Il miracolo della condivisione

Illustrazione di Fabio Vettori

28 luglio 2024 – Domenica XVII Tempo Ordinario B

2 Re 4,42-44; Ef 4,1-6; Gv 6,1-15

«Tu apri la mano, Signore, e sazi la fame di ogni vivente». Sal 144,16

A partire da questa domenica ci viene offerta la lettura continua del capitolo sesto del vangelo di Giovanni, uno dei testi eucaristici per eccellenza. Se vogliamo collegarlo al vangelo precedente, potremmo dire che questo segna il passaggio dalla compassione alla condivisione. I momenti che emergono nel brano evangelico sono almeno cinque e vale la pena enuclearli brevemente:

1. Gesù spinge i discepoli a una presa di coscienza della situazione: bisogni e risorse in gioco. Nel momento in cui domanda a Filippo: «Dove potremo comprare il pane perché costoro abbiano da mangiare?» lo invita a prendere coscienza di quanta gente c’è e del fatto che tutta quella gente ha bisogno di cibo. Nel momento in cui Andrea si rende conto della presenza di un ragazzo con cinque pani d’orzo e due pesci, in quel momento si sa quali sono le risorse disponibili.
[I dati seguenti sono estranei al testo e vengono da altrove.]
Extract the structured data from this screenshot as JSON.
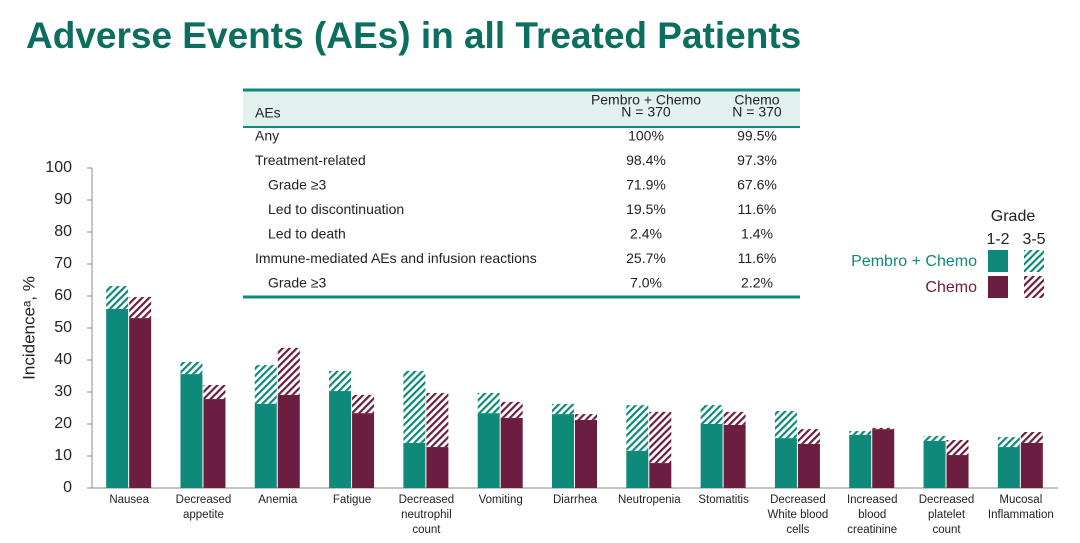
{
  "chart_data": {
    "type": "stacked_hatched_bar",
    "title": "Adverse Events (AEs) in all Treated Patients",
    "ylabel": "Incidenceᵃ, %",
    "categories": [
      "Nausea",
      "Decreased appetite",
      "Anemia",
      "Fatigue",
      "Decreased neutrophil count",
      "Vomiting",
      "Diarrhea",
      "Neutropenia",
      "Stomatitis",
      "Decreased White blood cells",
      "Increased blood creatinine",
      "Decreased platelet count",
      "Mucosal Inflammation"
    ],
    "legend_title": "Grade",
    "grades": [
      "1-2",
      "3-5"
    ],
    "series": [
      {
        "name": "Pembro + Chemo",
        "color": "#0f8a7a",
        "segments": [
          [
            56,
            35.6,
            26.3,
            30.3,
            14.1,
            23.4,
            23.1,
            11.6,
            20,
            15.6,
            16.6,
            14.7,
            12.8
          ],
          [
            7.1,
            3.8,
            12.1,
            6.3,
            22.5,
            6.3,
            3.2,
            14.3,
            5.9,
            8.5,
            1.2,
            1.6,
            3.1
          ]
        ]
      },
      {
        "name": "Chemo",
        "color": "#6b1e3f",
        "segments": [
          [
            53.1,
            27.8,
            29.1,
            23.4,
            12.8,
            21.9,
            21.3,
            7.8,
            19.7,
            13.8,
            18.4,
            10.3,
            14.1
          ],
          [
            6.6,
            4.4,
            14.7,
            5.7,
            16.9,
            5,
            1.8,
            16,
            4.1,
            4.6,
            0.4,
            4.7,
            3.4
          ]
        ]
      }
    ],
    "ylim": [
      0,
      100
    ],
    "yticks": [
      0,
      10,
      20,
      30,
      40,
      50,
      60,
      70,
      80,
      90,
      100
    ]
  },
  "table": {
    "header": [
      "AEs",
      [
        "Pembro + Chemo",
        "N = 370"
      ],
      [
        "Chemo",
        "N = 370"
      ]
    ],
    "rows": [
      {
        "label": "Any",
        "indent": false,
        "cells": [
          "100%",
          "99.5%"
        ]
      },
      {
        "label": "Treatment-related",
        "indent": false,
        "cells": [
          "98.4%",
          "97.3%"
        ]
      },
      {
        "label": "Grade ≥3",
        "indent": true,
        "cells": [
          "71.9%",
          "67.6%"
        ]
      },
      {
        "label": "Led to discontinuation",
        "indent": true,
        "cells": [
          "19.5%",
          "11.6%"
        ]
      },
      {
        "label": "Led to death",
        "indent": true,
        "cells": [
          "2.4%",
          "1.4%"
        ]
      },
      {
        "label": "Immune-mediated AEs and infusion reactions",
        "indent": false,
        "cells": [
          "25.7%",
          "11.6%"
        ]
      },
      {
        "label": "Grade ≥3",
        "indent": true,
        "cells": [
          "7.0%",
          "2.2%"
        ]
      }
    ]
  }
}
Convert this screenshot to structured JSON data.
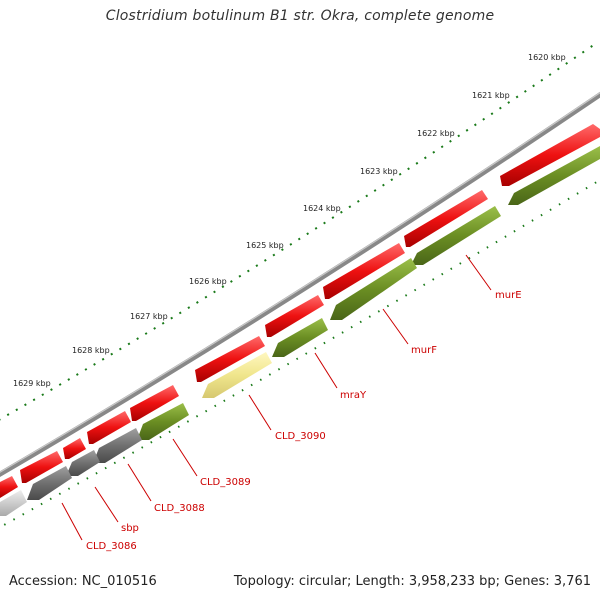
{
  "title": "Clostridium botulinum B1 str. Okra, complete genome",
  "accession_text": "Accession: NC_010516",
  "summary_text": "Topology: circular; Length: 3,958,233 bp; Genes: 3,761",
  "colors": {
    "backbone": "#8a8a8a",
    "forward_cds": "#ee1111",
    "reverse_cds": "#6b8e23",
    "gray_cds": "#707070",
    "pale_cds": "#f0e68c",
    "tick_dots": "#1a7a1a",
    "label": "#cc0000"
  },
  "scale_ticks": [
    "1620 kbp",
    "1621 kbp",
    "1622 kbp",
    "1623 kbp",
    "1624 kbp",
    "1625 kbp",
    "1626 kbp",
    "1627 kbp",
    "1628 kbp",
    "1629 kbp"
  ],
  "gene_labels": [
    "murE",
    "murF",
    "mraY",
    "CLD_3090",
    "CLD_3089",
    "CLD_3088",
    "sbp",
    "CLD_3086"
  ]
}
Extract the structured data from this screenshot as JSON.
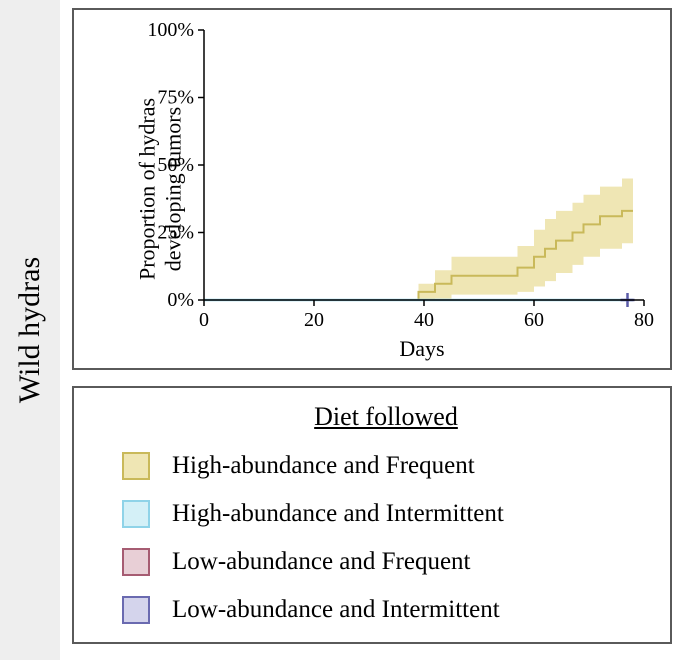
{
  "panel_label": "Wild hydras",
  "sidebar_bg": "#eeeeee",
  "border_color": "#5a5a5a",
  "chart": {
    "type": "step-line-with-band",
    "xlabel": "Days",
    "ylabel_line1": "Proportion of hydras",
    "ylabel_line2": "developing tumors",
    "background_color": "#ffffff",
    "xlim": [
      0,
      80
    ],
    "ylim": [
      0,
      100
    ],
    "xtick_step": 20,
    "ytick_step": 25,
    "xtick_labels": [
      "0",
      "20",
      "40",
      "60",
      "80"
    ],
    "ytick_labels": [
      "0%",
      "25%",
      "50%",
      "75%",
      "100%"
    ],
    "label_fontsize": 22,
    "tick_fontsize": 20,
    "axis_color": "#000000",
    "series": {
      "high_freq": {
        "color_line": "#c9b95a",
        "color_band": "#efe6b4",
        "line_width": 2,
        "step_x": [
          0,
          37,
          39,
          42,
          45,
          55,
          57,
          60,
          62,
          64,
          67,
          69,
          72,
          76,
          78
        ],
        "step_y": [
          0,
          0,
          3,
          6,
          9,
          9,
          12,
          16,
          19,
          22,
          25,
          28,
          31,
          33,
          33
        ],
        "band_lower": [
          0,
          0,
          0,
          0.5,
          2,
          2,
          3,
          5,
          7,
          10,
          13,
          16,
          19,
          21,
          21
        ],
        "band_upper": [
          0,
          0,
          6,
          11,
          16,
          16,
          20,
          26,
          30,
          33,
          36,
          39,
          42,
          45,
          45
        ]
      },
      "high_int": {
        "color_line": "#8fd3e8",
        "line_width": 2.5,
        "step_x": [
          0,
          78
        ],
        "step_y": [
          0,
          0
        ]
      },
      "low_int_marker": {
        "color": "#5a5aa8",
        "x": 77,
        "y": 0,
        "symbol": "+",
        "size": 7
      }
    }
  },
  "legend": {
    "title": "Diet followed",
    "title_fontsize": 26,
    "item_fontsize": 25,
    "items": [
      {
        "label": "High-abundance and Frequent",
        "fill": "#efe6b4",
        "stroke": "#c9b95a"
      },
      {
        "label": "High-abundance and Intermittent",
        "fill": "#d4f0f7",
        "stroke": "#8fd3e8"
      },
      {
        "label": "Low-abundance and Frequent",
        "fill": "#e8cfd6",
        "stroke": "#a65c72"
      },
      {
        "label": "Low-abundance and Intermittent",
        "fill": "#d4d4ec",
        "stroke": "#6a6ab0"
      }
    ]
  }
}
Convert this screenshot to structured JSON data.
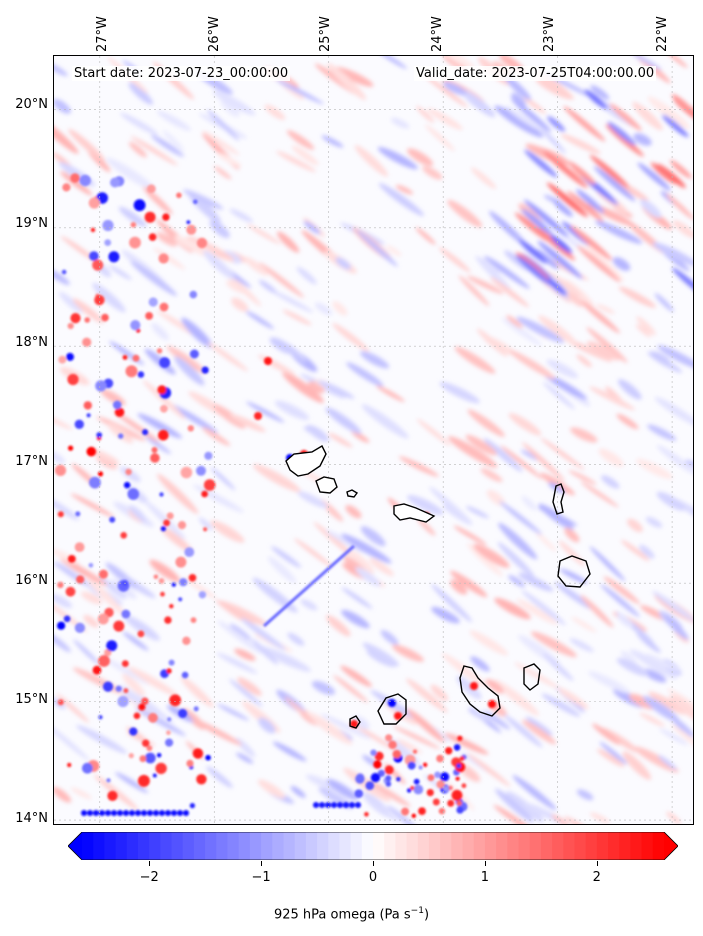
{
  "header": {
    "start_date": "Start date: 2023-07-23_00:00:00",
    "valid_date": "Valid_date: 2023-07-25T04:00:00.00"
  },
  "axes": {
    "lon_labels": [
      "27°W",
      "26°W",
      "25°W",
      "24°W",
      "23°W",
      "22°W"
    ],
    "lat_labels": [
      "20°N",
      "19°N",
      "18°N",
      "17°N",
      "16°N",
      "15°N",
      "14°N"
    ],
    "lon_values": [
      -27,
      -26,
      -25,
      -24,
      -23,
      -22
    ],
    "lat_values": [
      20,
      19,
      18,
      17,
      16,
      15,
      14
    ],
    "lon_range": [
      -27.4,
      -21.8
    ],
    "lat_range": [
      13.95,
      20.45
    ],
    "gridlines": true
  },
  "colorbar": {
    "label_main": "925 hPa omega (Pa s",
    "label_sup": "−1",
    "label_end": ")",
    "ticks": [
      "−2",
      "−1",
      "0",
      "1",
      "2"
    ],
    "tick_values": [
      -2,
      -1,
      0,
      1,
      2
    ],
    "range": [
      -2.6,
      2.6
    ],
    "extend": "both",
    "colormap": "bwr",
    "min_color": "#0000ff",
    "mid_color": "#ffffff",
    "max_color": "#ff0000"
  },
  "field": {
    "variable": "925 hPa omega",
    "units": "Pa s-1",
    "pattern": "banded waves oriented NW-SE; strong small-scale convective cells along western edge and near southern islands"
  }
}
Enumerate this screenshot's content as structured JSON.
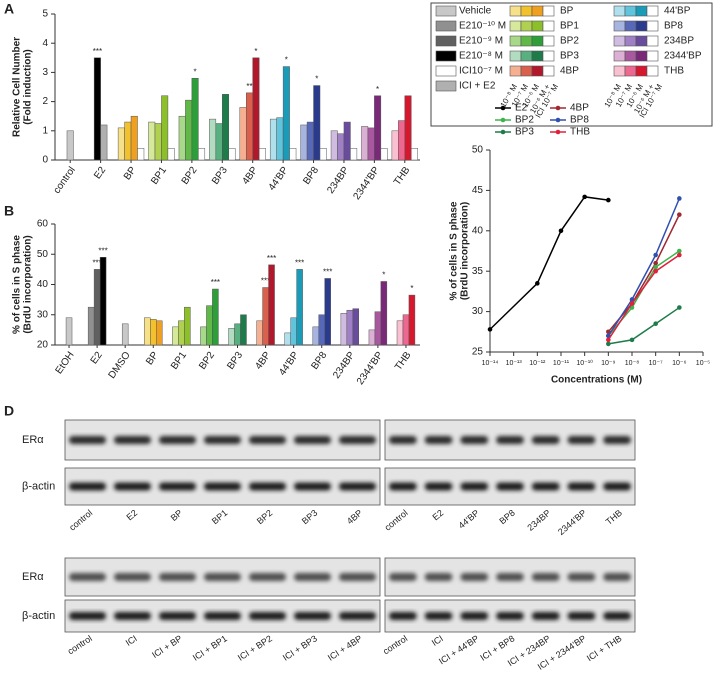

Prima di far entrare in gioco la propria potenza, il Cristo vuol far suscitare la nostra disponibilità.

2. Gesù provoca all’azione e alla collaborazione: rende partecipi del suo intervento. Invita i discepoli a far sedere la gente, cioè a mettere la gente a proprio agio. Nessuno sa ciò che sta per accadere (tranne Gesù) e si crea un clima di attesa e di sorpresa.

3. Gesù opera. È il momento centrale, il momento della preghiera di ringraziamento che si trasforma in moltiplicazione/condivisione dei pani e dei pesci. Va notato che non c’è prima la moltiplicazione e poi la distribuzione ma sembra che la moltiplicazione avvenga nella distribuzione, cioè nel momento della condivisione. I pani e i pesci si “moltiplicano” mano a mano che i discepoli li condividono con la folla. Finita la distribuzione, nonostante tutti ne abbiano mangiato «quanto ne volevano», rimangono ancora moltissimi pani.

4. Gesù fa «completare» la sua opera agli apostoli. Sono loro che devono raccogliere i pezzi avanzati «perché nulla vada perduto». E ne raccolgono dodici canestri, quanto basta per sfamare un popolo (è questo il significato simbolico del numero dodici). Per Giovanni non ci saranno altre moltiplicazioni del pane, perché da ora in poi sarà compito dei discepoli (cioè della Chiesa) non più quello di condividere il pane moltiplicato ma di moltiplicare il pane condiviso.

5. Gesù si ritira per non venire frainteso e strumentalizzato politicamente. È il rischio che corre la Chiesa nel momento in cui la si considera unicamente nella veste di istituzione umanitaria-caritativa anziché come veicolo di comunione col Cristo e per mezzo suo col Padre. Come ha ripetuto più volte papa Francesco “la Chiesa non è un negozio, non è un’agenzia umanitaria, la Chiesa non è una ONG” (Udienza generale, 23 ottobre 2013).

Questa breve scaletta ci permette di cogliere come nell’Eucarestia correttamente intesa si riassuma tutta la vita cristiana. Su questo modello di «celebrazione eucaristica» andrebbero pertanto confrontate le nostre iniziative e le nostre progettazioni pastorali, ma anche le nostre scelte economiche personali, familiari, ecclesiali e pubbliche. Sul principio di condivisione che diventa moltiplicatore di solidarietà a livello globale andrebbero valutate anche le scelte politiche ed economiche dei “grandi” della terra. Come ha scritto Nello Scavo su “Avvenire” dello scorso 14 giugno, a margine della riunione del G7: «I “grandi” stanziano ogni anno 1.200 miliardi in spese militari, quando ne occorrerebbero 31,7 per contribuire ad eliminare la fame che colpisce in misura grave oltre 281 milioni di persone. Per non dire dei 4 miliardi con cui si risolverebbe la crisi del debito che stritola il Sud del mondo».